Staveley NatWest is in its dying days

Mr Perkins with Keith Bannister, right, the owner of Tilly's Tavern and Harley's Bar in Staveley, and Tony Kay, from Kay's Carpets in the town, with a 900-name petition against the closure of NatWest.
Mr Perkins with Keith Bannister, right, the owner of Tilly's Tavern and Harley's Bar in Staveley, and Tony Kay, from Kay's Carpets in the town, with a 900-name petition against the closure of NatWest.

Concerns have been raised ahead of the imminent closure of Staveley's NatWest bank.

Chesterfield MP Toby Perkins chaired a meeting which was attended by residents, business owners and representatives from the Royal Bank of Scotland (RBS), which owns NatWest.

The branch on High Street is to shut next Thursday - amid a big increase in the number of people doing their banking digitally.

Mr Perkins said: "Sadly, the battle to save this branch appears to be over and the decision is final.

"As one local business owners said at the meeting, this feels like 'one branch closure too far'.

"I share the concerns raised at the meeting regarding the potential impact the closure will have on local businesses and the difficulties it will create for customers who are not confident with online banking.

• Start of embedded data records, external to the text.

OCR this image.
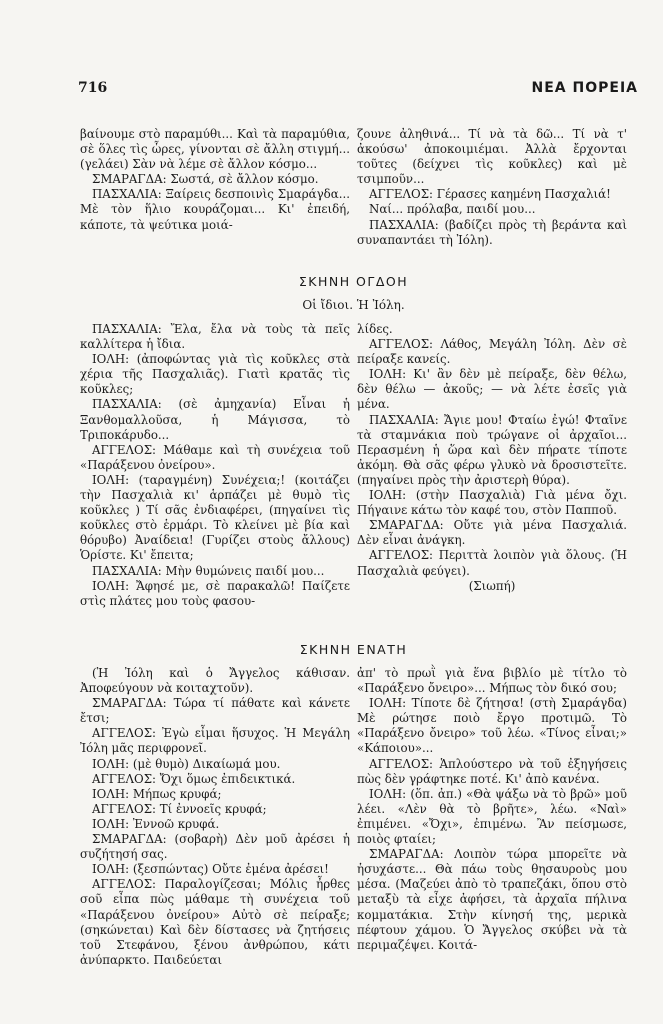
716	ΝΕΑ ΠΟΡΕΙΑ

βαίνουμε στὸ παραμύθι... Καὶ τὰ παραμύθια, σὲ ὅλες τὶς ὧρες, γίνονται σὲ ἄλλη στιγμή... (γελάει) Σὰν νὰ λέμε σὲ ἄλλον κόσμο...

ΣΜΑΡΑΓΔΑ: Σωστά, σὲ ἄλλον κόσμο.

ΠΑΣΧΑΛΙΑ: Ξαίρεις δεσποινὶς Σμαράγδα... Μὲ τὸν ἥλιο κουράζομαι... Κι' ἐπειδή, κάποτε, τὰ ψεύτικα μοιά-

ζουνε ἀληθινά... Τί νὰ τὰ δῶ... Τί νὰ τ' ἀκούσω' ἀποκοιμιέμαι. Ἀλλὰ ἔρχονται τοῦτες (δείχνει τὶς κοῦκλες) καὶ μὲ τσιμποῦν...

ΑΓΓΕΛΟΣ: Γέρασες καημένη Πασχαλιά!

Ναί... πρόλαβα, παιδί μου...

ΠΑΣΧΑΛΙΑ: (βαδίζει πρὸς τὴ βεράντα καὶ συναπαντάει τὴ Ἰόλη).

ΣΚΗΝΗ ΟΓΔΟΗ
Οἱ ἴδιοι. Ἡ Ἰόλη.

ΠΑΣΧΑΛΙΑ: Ἔλα, ἔλα νὰ τοὺς τὰ πεῖς καλλίτερα ἡ ἴδια.

ΙΟΛΗ: (ἀποφώντας γιὰ τὶς κοῦκλες στὰ χέρια τῆς Πασχαλιᾶς). Γιατὶ κρατᾶς τὶς κοῦκλες;

ΠΑΣΧΑΛΙΑ: (σὲ ἀμηχανία) Εἶναι ἡ Ξανθομαλλοῦσα, ἡ Μάγισσα, τὸ Τριποκάρυδο...

ΑΓΓΕΛΟΣ: Μάθαμε καὶ τὴ συνέχεια τοῦ «Παράξενου ὀνείρου».

ΙΟΛΗ: (ταραγμένη) Συνέχεια;! (κοιτάζει τὴν Πασχαλιὰ κι' ἁρπάζει μὲ θυμὸ τὶς κοῦκλες ) Τί σᾶς ἐνδιαφέρει, (πηγαίνει τὶς κοῦκλες στὸ ἑρμάρι. Τὸ κλείνει μὲ βία καὶ θόρυβο) Ἀναίδεια! (Γυρίζει στοὺς ἄλλους) Ὁρίστε. Κι' ἔπειτα;

ΠΑΣΧΑΛΙΑ: Μὴν θυμώνεις παιδί μου...

ΙΟΛΗ: Ἄφησέ με, σὲ παρακαλῶ! Παίζετε στὶς πλάτες μου τοὺς φασου-

λίδες.

ΑΓΓΕΛΟΣ: Λάθος, Μεγάλη Ἰόλη. Δὲν σὲ πείραξε κανείς.

ΙΟΛΗ: Κι' ἂν δὲν μὲ πείραξε, δὲν θέλω, δὲν θέλω — ἀκοῦς; — νὰ λέτε ἐσεῖς γιὰ μένα.

ΠΑΣΧΑΛΙΑ: Ἄγιε μου! Φταίω ἐγώ! Φταῖνε τὰ σταμνάκια ποὺ τρώγανε οἱ ἀρχαῖοι... Περασμένη ἡ ὥρα καὶ δὲν πήρατε τίποτε ἀκόμη. Θὰ σᾶς φέρω γλυκὸ νὰ δροσιστεῖτε. (πηγαίνει πρὸς τὴν ἀριστερὴ θύρα).

ΙΟΛΗ: (στὴν Πασχαλιὰ) Γιὰ μένα ὄχι. Πήγαινε κάτω τὸν καφέ του, στὸν Παπποῦ.

ΣΜΑΡΑΓΔΑ: Οὔτε γιὰ μένα Πασχαλιά. Δὲν εἶναι ἀνάγκη.

ΑΓΓΕΛΟΣ: Περιττὰ λοιπὸν γιὰ ὅλους. (Ἡ Πασχαλιὰ φεύγει).

(Σιωπή)

ΣΚΗΝΗ ΕΝΑΤΗ

(Ἡ Ἰόλη καὶ ὁ Ἄγγελος κάθισαν. Ἀποφεύγουν νὰ κοιταχτοῦν).

ΣΜΑΡΑΓΔΑ: Τώρα τί πάθατε καὶ κάνετε ἔτσι;

ΑΓΓΕΛΟΣ: Ἐγὼ εἶμαι ἥσυχος. Ἡ Μεγάλη Ἰόλη μᾶς περιφρονεῖ.

ΙΟΛΗ: (μὲ θυμὸ) Δικαίωμά μου.

ΑΓΓΕΛΟΣ: Ὄχι ὅμως ἐπιδεικτικά.

ΙΟΛΗ: Μήπως κρυφά;

ΑΓΓΕΛΟΣ: Τί ἐννοεῖς κρυφά;

ΙΟΛΗ: Ἐννοῶ κρυφά.

ΣΜΑΡΑΓΔΑ: (σοβαρὴ) Δὲν μοῦ ἀρέσει ἡ συζήτησή σας.

ΙΟΛΗ: (ξεσπώντας) Οὔτε ἐμένα ἀρέσει!

ΑΓΓΕΛΟΣ: Παραλογίζεσαι; Μόλις ἦρθες σοῦ εἶπα πὼς μάθαμε τὴ συνέχεια τοῦ «Παράξενου ὀνείρου» Αὐτὸ σὲ πείραξε; (σηκώνεται) Καὶ δὲν δίστασες νὰ ζητήσεις τοῦ Στεφάνου, ξένου ἀνθρώπου, κάτι ἀνύπαρκτο. Παιδεύεται

ἀπ' τὸ πρωῒ γιὰ ἕνα βιβλίο μὲ τίτλο τὸ «Παράξενο ὄνειρο»... Μήπως τὸν δικό σου;

ΙΟΛΗ: Τίποτε δὲ ζήτησα! (στὴ Σμαράγδα) Μὲ ρώτησε ποιὸ ἔργο προτιμῶ. Τὸ «Παράξενο ὄνειρο» τοῦ λέω. «Τίνος εἶναι;» «Κάποιου»...

ΑΓΓΕΛΟΣ: Ἁπλούστερο νὰ τοῦ ἐξηγήσεις πὼς δὲν γράφτηκε ποτέ. Κι' ἀπὸ κανένα.

ΙΟΛΗ: (ὅπ. ἀπ.) «Θὰ ψάξω νὰ τὸ βρῶ» μοῦ λέει. «Λὲν θὰ τὸ βρῆτε», λέω. «Ναὶ» ἐπιμένει. «Ὄχι», ἐπιμένω. Ἂν πείσμωσε, ποιὸς φταίει;

ΣΜΑΡΑΓΔΑ: Λοιπὸν τώρα μπορεῖτε νὰ ἡσυχάστε... Θὰ πάω τοὺς θησαυροὺς μου μέσα. (Μαζεύει ἀπὸ τὸ τραπεζάκι, ὅπου στὸ μεταξὺ τὰ εἶχε ἀφήσει, τὰ ἀρχαῖα πήλινα κομματάκια. Στὴν κίνησή της, μερικὰ πέφτουν χάμου. Ὁ Ἄγγελος σκύβει νὰ τὰ περιμαζέψει. Κοιτά-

"I am pleased that RBS agreed to this meeting so that they can take the passionate and frank views of my constituents back to the senior managers making these decisions.

"The Staveley branch still has a high customer turnover and is still seen as a hub of the community, with customers coming from Bolsover, Eckington and other villages.

"It is increasing footfall into Staveley and providing customers for other town centre businesses."

Customers will still be able to deposit and withdraw money at Staveley Post Office and a mobile bank will visit the area once a week where customers will be able to deposit larger sums and complete other banking, such as transfers.

Jane Solomon, NatWest local CEO, said: "We are very grateful to Toby for arranging the meeting last week.

"We know how much the branch means to customers and the local community and did not take this decision lightly - it was as a result of a long-term change in the way our customers are banking with us and after careful consideration.

"While we will not be reversing our decision, our local team - including our TechXperts - are committed to supporting our customers with the full range of options so they can continue to bank locally in the way that suits them best."

Mr Perkins added: "The growth in online banking has understandably led to some branches closing but it appears that the ease of use of online banking for some customers has come at the cost of branch closures for the rest.

"While I appreciate the efforts NatWest continue to make to help all customers go online, I am hugely disappointed that this busy branch will close.

"I will also be seeking assurances from the Post Office that they will be able to cope with the added footfall."

When the branch closure was announced in March, a spokesman for RBS said: "The way people choose to bank with us has changed radically over the last few years.

"Between 2010 and 2015, mobile and online transactions have increased by over 400 per cent and mobile transactions alone have increased by 1,350 per cent.

"These customers are actively choosing to bank in different ways, with 59.1 per cent of customers choosing to use our digital banking options."